MOLINERO, Bruno. Livro para criança não precisa ser educativo, diz vencedora do Jabuti. Folha de S. Paulo. 3 jan. 2015. Disponível em: https://www1.folha.uol.com.br/folhinha/2015/01/1568552-livro-para-crianca-nao-precisa-ser-educativo-diz-vencedora-do-jabuti.shtml. Acesso em: 20 abr. 2021.

Fonte: Maxi: Séries Finais. Caderno 2. Língua Portuguesa – 6º ano. 1.ed. São Paulo: Somos Sistemas de Ensino, 2021. Ensino Fundamental 2. p. 23-25.

Entendendo a entrevista:

01 – Qual a principal surpresa para Marina Colasanti ao ganhar o prêmio Jabuti?

      A principal surpresa foi o fato de um livro infantil ter sido considerado o melhor livro do ano, já que é raro que isso aconteça.

02 – Qual a visão de Marina Colasanti sobre a valorização da literatura infantil no Brasil?

      Apesar de haver uma grande demanda e interesse por livros infantis, a autora acredita que há um certo descrédito em relação à literatura infantil, como se não fosse necessário ser um escritor de verdade para escrever para crianças.

03 – Quais os principais problemas que Marina Colasanti identifica na produção de livros infantis atualmente?

      Os principais problemas são o descrédito da inteligência infantil e a tendência de transformar a literatura infantil em um veículo para transmitir ensinamentos morais e educativos, em vez de permitir que as histórias toquem e emocionem as crianças.

04 – Qual a importância de uma obra infantil tocar o adulto leitor?

      Para Marina Colasanti, se uma obra infantil não toca um adulto, ela também não conseguirá tocar uma criança. A literatura infantil deve ser capaz de emocionar e fazer refletir tanto crianças quanto adultos.

05 – Por que Marina Colasanti acredita que a criança não se identifica apenas com personagens que se assemelham a ela?

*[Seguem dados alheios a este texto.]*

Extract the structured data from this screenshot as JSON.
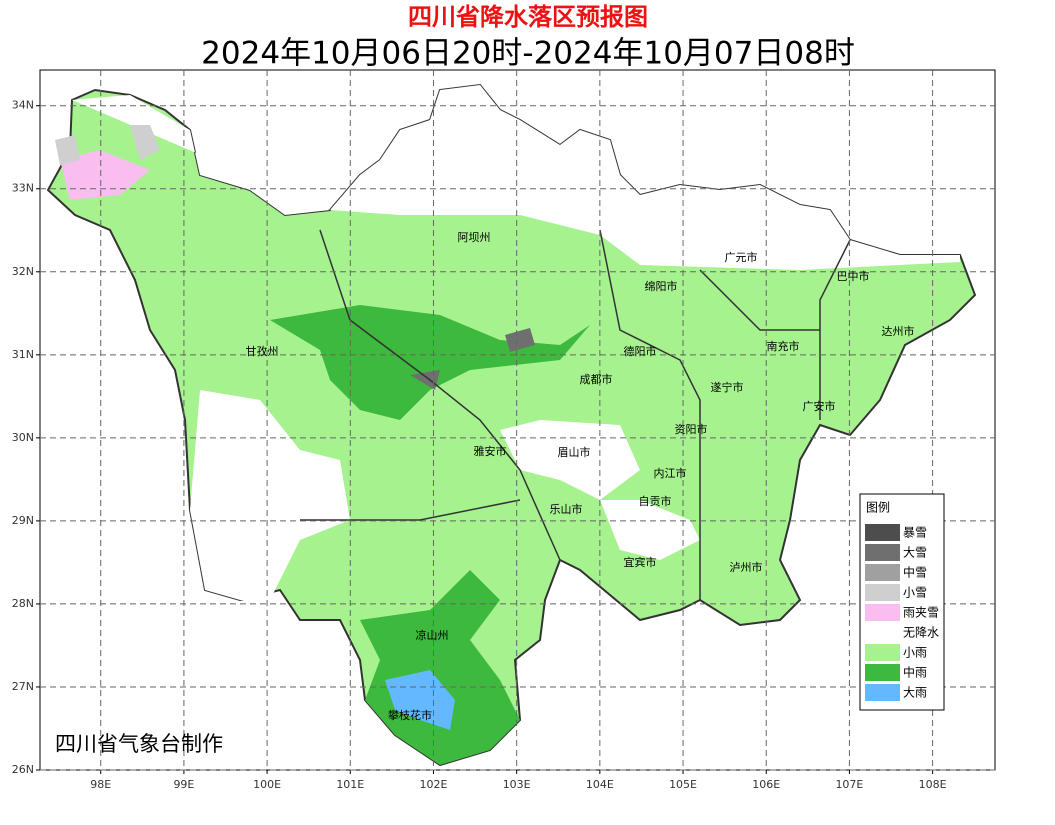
{
  "header": {
    "title": "四川省降水落区预报图",
    "subtitle": "2024年10月06日20时-2024年10月07日08时"
  },
  "map": {
    "xlim": [
      97.27,
      108.75
    ],
    "ylim": [
      26,
      34.43
    ],
    "grid": true,
    "xticks": [
      {
        "value": 98,
        "label": "98E"
      },
      {
        "value": 99,
        "label": "99E"
      },
      {
        "value": 100,
        "label": "100E"
      },
      {
        "value": 101,
        "label": "101E"
      },
      {
        "value": 102,
        "label": "102E"
      },
      {
        "value": 103,
        "label": "103E"
      },
      {
        "value": 104,
        "label": "104E"
      },
      {
        "value": 105,
        "label": "105E"
      },
      {
        "value": 106,
        "label": "106E"
      },
      {
        "value": 107,
        "label": "107E"
      },
      {
        "value": 108,
        "label": "108E"
      }
    ],
    "yticks": [
      {
        "value": 26,
        "label": "26N"
      },
      {
        "value": 27,
        "label": "27N"
      },
      {
        "value": 28,
        "label": "28N"
      },
      {
        "value": 29,
        "label": "29N"
      },
      {
        "value": 30,
        "label": "30N"
      },
      {
        "value": 31,
        "label": "31N"
      },
      {
        "value": 32,
        "label": "32N"
      },
      {
        "value": 33,
        "label": "33N"
      },
      {
        "value": 34,
        "label": "34N"
      }
    ],
    "regions": [
      "阿坝州",
      "广元市",
      "巴中市",
      "绵阳市",
      "达州市",
      "甘孜州",
      "德阳市",
      "南充市",
      "成都市",
      "遂宁市",
      "广安市",
      "资阳市",
      "雅安市",
      "眉山市",
      "内江市",
      "自贡市",
      "乐山市",
      "宜宾市",
      "泸州市",
      "凉山州",
      "攀枝花市"
    ]
  },
  "legend": {
    "title": "图例",
    "items": [
      {
        "label": "暴雪",
        "color": "#4d4d4d"
      },
      {
        "label": "大雪",
        "color": "#6f6f6f"
      },
      {
        "label": "中雪",
        "color": "#a0a0a0"
      },
      {
        "label": "小雪",
        "color": "#cfcfcf"
      },
      {
        "label": "雨夹雪",
        "color": "#f9bdf0"
      },
      {
        "label": "无降水",
        "color": "#ffffff"
      },
      {
        "label": "小雨",
        "color": "#a6f28f"
      },
      {
        "label": "中雨",
        "color": "#3db93d"
      },
      {
        "label": "大雨",
        "color": "#63b8ff"
      }
    ]
  },
  "credit": "四川省气象台制作"
}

      A autora acredita que a criança busca a identidade no outro, em personagens diferentes de si mesma, como amigos, irmãos e até mesmo animais.

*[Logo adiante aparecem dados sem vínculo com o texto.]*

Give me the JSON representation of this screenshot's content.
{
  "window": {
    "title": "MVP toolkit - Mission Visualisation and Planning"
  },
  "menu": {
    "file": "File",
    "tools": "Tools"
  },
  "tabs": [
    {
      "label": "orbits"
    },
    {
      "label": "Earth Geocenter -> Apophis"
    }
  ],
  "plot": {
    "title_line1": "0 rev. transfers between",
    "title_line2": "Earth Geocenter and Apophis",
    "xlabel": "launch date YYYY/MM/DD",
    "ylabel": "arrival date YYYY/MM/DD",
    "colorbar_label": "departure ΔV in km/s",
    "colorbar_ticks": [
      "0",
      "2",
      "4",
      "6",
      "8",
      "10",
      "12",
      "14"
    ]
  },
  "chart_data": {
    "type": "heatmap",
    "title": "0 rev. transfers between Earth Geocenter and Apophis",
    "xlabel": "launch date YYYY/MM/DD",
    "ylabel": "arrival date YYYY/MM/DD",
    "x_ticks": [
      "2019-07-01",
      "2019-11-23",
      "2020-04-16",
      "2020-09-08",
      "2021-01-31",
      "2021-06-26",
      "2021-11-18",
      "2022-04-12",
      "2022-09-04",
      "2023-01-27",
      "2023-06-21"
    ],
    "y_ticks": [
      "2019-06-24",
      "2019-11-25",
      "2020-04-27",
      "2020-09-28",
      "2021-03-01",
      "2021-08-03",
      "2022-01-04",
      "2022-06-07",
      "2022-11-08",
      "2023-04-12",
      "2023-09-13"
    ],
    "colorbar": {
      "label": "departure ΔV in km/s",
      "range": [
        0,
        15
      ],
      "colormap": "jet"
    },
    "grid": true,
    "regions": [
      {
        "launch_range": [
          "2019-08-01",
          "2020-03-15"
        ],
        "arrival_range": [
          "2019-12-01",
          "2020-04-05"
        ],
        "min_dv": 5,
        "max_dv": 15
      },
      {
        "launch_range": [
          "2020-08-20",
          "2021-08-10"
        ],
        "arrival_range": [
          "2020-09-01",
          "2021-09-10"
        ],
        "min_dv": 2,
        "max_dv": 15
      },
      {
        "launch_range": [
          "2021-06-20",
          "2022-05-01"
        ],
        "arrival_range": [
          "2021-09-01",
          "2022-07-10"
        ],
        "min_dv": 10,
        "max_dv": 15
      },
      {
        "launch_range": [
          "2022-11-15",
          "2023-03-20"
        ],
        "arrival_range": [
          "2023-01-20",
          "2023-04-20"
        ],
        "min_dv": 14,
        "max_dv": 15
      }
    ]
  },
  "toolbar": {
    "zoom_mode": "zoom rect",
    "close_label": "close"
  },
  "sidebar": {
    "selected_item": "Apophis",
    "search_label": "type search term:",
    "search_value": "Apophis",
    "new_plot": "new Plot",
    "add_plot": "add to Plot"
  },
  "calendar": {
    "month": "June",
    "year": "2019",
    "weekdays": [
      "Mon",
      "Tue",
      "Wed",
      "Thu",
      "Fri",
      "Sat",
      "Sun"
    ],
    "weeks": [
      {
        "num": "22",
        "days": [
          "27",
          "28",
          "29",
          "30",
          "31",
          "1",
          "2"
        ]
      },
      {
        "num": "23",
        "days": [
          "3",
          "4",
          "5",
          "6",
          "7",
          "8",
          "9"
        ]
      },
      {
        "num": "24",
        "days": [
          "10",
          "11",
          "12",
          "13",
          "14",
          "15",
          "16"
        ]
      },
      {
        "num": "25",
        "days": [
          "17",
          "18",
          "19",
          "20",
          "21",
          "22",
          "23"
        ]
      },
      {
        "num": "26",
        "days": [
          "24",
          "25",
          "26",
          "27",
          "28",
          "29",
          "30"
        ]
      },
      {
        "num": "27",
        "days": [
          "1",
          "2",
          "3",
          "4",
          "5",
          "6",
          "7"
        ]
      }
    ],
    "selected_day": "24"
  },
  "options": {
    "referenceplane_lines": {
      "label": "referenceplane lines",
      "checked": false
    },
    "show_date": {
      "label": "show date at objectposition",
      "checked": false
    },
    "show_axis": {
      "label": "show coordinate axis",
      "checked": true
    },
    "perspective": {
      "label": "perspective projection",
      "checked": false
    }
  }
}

06 – Como Marina Colasanti vê as mudanças na criança ao longo do tempo?

      A principal mudança que a autora observa é a valorização do desejo da criança, que hoje em dia tem suas vontades mais atendidas. No entanto, as crianças continuam tendo as mesmas necessidades básicas, como medo da morte e do escuro.

07 – Qual o impacto do digital na literatura infantil, na visão de Marina Colasanti?

      A autora acredita que o livro não irá desaparecer, mas que a forma como ele é consumido pode mudar. A popularização do digital pode alterar a valorização da leitura, mas ainda é cedo para saber como isso irá se desenrolar.

08 – Qual a importância de um livro infantil tocar pontos profundos do leitor?

      É fundamental que um livro infantil toque em questões profundas e emocionais, para que possa gerar reflexão e conexão com o leitor.

09 – Por que Marina Colasanti considera a pergunta "É um livro para criança?" um elogio?

      Essa pergunta indica que o livro transcende as barreiras entre o mundo adulto e infantil, sendo capaz de emocionar e envolver leitores de todas as idades.

10 – Qual a mensagem principal que Marina Colasanti quer transmitir com suas obras infantis?

      A autora busca tocar, emocionar, sacudir e fazer refletir seus leitores, independentemente da idade. Ela acredita que a literatura infantil tem o poder de transformar e enriquecer a vida das pessoas.